Loin du thriller violent et sanglant de certains polars suédois (Millénium, Stockholm noir), Le sang des pierres révèle un drame sans outre-mesure. Pas de violence insoutenable ni d’hémoglobine à outrance, ni de suspense insupportable. La tension est là pourtant, plus sourde ; sans effets voyeurs, délicate et discrète, raffinée même. Le lecteur n’est jamais malmené ni effrayé et pourtant, il vibre, se passionne pour l’histoire intime de couples, de familles et l’enquête qui l’accompagne, savoure également le style poétique de l’écriture.

Même si ce roman met en scène un lieu déjà éprouvé, un personnage récurrent, il peut se lire indépendamment des précédents romans. Chez Theorin, il n’y a pas d’inspecteur ou de commissaire notoire, juste des êtres ordinaires ; ici Peter Mörner, père de jumeaux, divorcé, confronté à un crime qui le concerne de près (lié à son père) et l’amène à enquêter. Il n’y a pas de héros ou alors Gerloff, le vieil insulaire présent dans les trois romans, qui connaît les secrets de l’île.

Chaque personnage apporte des éléments, qui mis bout à bout, résoudront l’intrigue. Aussi, pour mettre en place son histoire, Theorin prend le temps de nous parler de ses personnages justement, multiplie les détails et l’intrigue propre ne démarrera qu’après la page 90 : un peu long peut être pour le lecteur avide de rythme et de tension mais finalement délicieux pour celui qui souhaite s’imprégner complètement et pour longtemps d’une ambiance mystérieuse, envoûtante et comprendre les liens inexorables qui unissent les personnages entre eux.

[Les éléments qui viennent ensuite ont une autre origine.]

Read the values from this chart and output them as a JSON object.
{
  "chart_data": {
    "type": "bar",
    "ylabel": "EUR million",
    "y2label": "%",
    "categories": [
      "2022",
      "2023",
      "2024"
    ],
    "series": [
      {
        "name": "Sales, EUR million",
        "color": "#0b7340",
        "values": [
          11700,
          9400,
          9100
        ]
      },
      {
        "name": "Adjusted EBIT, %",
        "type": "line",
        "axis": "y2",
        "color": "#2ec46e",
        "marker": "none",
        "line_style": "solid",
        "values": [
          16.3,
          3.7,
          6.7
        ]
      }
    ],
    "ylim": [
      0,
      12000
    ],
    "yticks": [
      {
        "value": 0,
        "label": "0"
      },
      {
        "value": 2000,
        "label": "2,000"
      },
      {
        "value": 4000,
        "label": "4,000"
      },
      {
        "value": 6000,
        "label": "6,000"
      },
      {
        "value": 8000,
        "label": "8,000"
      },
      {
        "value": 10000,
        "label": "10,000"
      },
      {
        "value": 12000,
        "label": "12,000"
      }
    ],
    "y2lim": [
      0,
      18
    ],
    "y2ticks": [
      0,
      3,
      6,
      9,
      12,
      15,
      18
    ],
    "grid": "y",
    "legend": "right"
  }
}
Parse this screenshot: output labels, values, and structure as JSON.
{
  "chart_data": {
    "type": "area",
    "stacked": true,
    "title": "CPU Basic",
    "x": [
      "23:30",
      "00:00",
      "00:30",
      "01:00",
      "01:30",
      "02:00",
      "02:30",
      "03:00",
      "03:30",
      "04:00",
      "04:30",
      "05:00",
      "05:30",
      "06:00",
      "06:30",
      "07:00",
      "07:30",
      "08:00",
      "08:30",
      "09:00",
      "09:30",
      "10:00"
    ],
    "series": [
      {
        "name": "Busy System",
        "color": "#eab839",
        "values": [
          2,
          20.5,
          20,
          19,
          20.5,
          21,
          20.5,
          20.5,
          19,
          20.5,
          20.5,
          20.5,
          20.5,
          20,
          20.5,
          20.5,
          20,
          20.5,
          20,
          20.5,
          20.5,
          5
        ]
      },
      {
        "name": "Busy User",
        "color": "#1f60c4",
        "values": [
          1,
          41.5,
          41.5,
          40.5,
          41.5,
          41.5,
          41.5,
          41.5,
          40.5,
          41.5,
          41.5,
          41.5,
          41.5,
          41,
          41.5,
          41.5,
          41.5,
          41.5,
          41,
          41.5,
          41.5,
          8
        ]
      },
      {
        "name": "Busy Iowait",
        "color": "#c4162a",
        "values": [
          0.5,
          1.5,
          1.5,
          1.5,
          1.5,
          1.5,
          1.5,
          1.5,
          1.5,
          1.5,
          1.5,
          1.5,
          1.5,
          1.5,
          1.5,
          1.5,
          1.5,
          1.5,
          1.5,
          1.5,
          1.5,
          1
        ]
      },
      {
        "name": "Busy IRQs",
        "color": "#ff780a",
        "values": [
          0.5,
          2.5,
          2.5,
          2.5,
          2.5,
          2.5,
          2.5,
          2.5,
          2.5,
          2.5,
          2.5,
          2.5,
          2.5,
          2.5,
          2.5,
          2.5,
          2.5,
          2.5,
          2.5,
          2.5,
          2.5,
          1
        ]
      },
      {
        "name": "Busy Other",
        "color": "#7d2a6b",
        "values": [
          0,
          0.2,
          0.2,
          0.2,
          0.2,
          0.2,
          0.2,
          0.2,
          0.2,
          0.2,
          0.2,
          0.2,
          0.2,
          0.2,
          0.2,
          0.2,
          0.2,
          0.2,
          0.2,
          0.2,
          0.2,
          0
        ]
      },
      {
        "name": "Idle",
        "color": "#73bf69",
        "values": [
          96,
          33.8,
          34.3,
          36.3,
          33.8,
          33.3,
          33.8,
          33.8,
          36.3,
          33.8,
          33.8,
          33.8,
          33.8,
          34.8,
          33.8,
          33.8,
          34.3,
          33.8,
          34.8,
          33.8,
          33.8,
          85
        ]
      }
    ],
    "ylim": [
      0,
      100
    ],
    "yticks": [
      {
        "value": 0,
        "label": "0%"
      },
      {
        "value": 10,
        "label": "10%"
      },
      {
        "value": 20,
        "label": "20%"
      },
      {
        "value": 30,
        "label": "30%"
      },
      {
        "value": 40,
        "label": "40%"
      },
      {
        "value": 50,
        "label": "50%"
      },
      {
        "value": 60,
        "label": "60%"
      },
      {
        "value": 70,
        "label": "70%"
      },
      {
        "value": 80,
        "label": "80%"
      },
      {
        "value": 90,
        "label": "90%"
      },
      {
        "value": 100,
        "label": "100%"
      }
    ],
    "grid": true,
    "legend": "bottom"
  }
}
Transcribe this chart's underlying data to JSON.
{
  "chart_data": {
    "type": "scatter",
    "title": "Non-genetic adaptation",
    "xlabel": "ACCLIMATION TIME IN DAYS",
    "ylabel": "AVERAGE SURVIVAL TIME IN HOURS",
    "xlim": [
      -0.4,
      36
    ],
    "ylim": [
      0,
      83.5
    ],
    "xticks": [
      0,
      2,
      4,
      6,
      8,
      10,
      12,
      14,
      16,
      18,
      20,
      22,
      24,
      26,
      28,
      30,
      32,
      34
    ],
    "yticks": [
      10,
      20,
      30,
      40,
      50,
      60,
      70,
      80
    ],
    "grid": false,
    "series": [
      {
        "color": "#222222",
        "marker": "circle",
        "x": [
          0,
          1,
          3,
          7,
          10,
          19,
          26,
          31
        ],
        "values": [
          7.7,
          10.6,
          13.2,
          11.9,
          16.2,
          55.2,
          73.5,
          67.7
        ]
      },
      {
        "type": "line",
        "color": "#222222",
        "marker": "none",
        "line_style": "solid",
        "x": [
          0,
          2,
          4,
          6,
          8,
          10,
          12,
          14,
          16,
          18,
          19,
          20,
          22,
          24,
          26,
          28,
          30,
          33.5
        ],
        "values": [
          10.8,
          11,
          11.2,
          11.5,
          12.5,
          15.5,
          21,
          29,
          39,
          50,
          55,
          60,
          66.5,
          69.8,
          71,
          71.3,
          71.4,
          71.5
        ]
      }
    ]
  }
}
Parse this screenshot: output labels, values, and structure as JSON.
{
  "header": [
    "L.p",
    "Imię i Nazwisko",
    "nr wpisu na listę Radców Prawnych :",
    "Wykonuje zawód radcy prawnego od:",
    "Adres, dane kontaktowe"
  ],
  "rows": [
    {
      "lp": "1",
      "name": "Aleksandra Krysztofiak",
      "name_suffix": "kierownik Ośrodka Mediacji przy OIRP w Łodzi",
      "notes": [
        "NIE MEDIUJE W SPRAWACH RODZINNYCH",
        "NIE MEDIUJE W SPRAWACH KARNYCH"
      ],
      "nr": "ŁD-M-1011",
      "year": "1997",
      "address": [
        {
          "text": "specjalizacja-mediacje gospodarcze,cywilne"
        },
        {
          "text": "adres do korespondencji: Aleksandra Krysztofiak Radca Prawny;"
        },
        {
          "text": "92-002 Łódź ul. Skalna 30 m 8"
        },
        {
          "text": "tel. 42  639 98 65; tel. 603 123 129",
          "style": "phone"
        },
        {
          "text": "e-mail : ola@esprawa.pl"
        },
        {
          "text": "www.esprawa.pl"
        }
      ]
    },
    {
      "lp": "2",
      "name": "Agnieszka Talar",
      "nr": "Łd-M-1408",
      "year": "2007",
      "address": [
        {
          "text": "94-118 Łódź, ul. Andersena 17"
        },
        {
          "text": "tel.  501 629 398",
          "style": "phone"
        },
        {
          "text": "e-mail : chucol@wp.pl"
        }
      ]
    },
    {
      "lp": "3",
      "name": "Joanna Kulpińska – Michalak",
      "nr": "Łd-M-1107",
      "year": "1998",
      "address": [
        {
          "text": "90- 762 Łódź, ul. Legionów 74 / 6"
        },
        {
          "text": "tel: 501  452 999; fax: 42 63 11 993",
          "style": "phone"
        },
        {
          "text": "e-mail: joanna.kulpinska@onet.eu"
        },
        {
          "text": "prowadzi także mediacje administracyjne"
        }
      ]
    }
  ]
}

La particularité de Theorin est aussi de flirter avec le surnaturel. Les contes et légendes anciennes s’immiscent naturellement dans un décor sauvage, déjà étrange et s’interpénètrent ensuite aisément au sein des secrets de famille, des non-dits. Comme une harmonie. Il surgit alors un trouble qui ajoute au mystère de l’histoire. Ici, les Elfes et Trolls inquiètent le lecteur en quête de preuves tangibles. Sans jamais pourtant disculper une réalité concrète bien authentique, ils révèlent angoisse et peur, mélancolie, de manière un peu appuyée parfois mais sans jamais ôter de l’intérêt et une grande sensibilité à l’histoire.

Un roman plein d’images et d’humanité, de secrets douloureux, de sensations, d’odeurs, de bruit et de lumière, de grâce même, alors que l’intrigue navigue pourtant dans l’univers glauque de la presse pornographique.
Tout un art qui montre que le roman policier rime parfois avec littérature et poésie. Une réussite.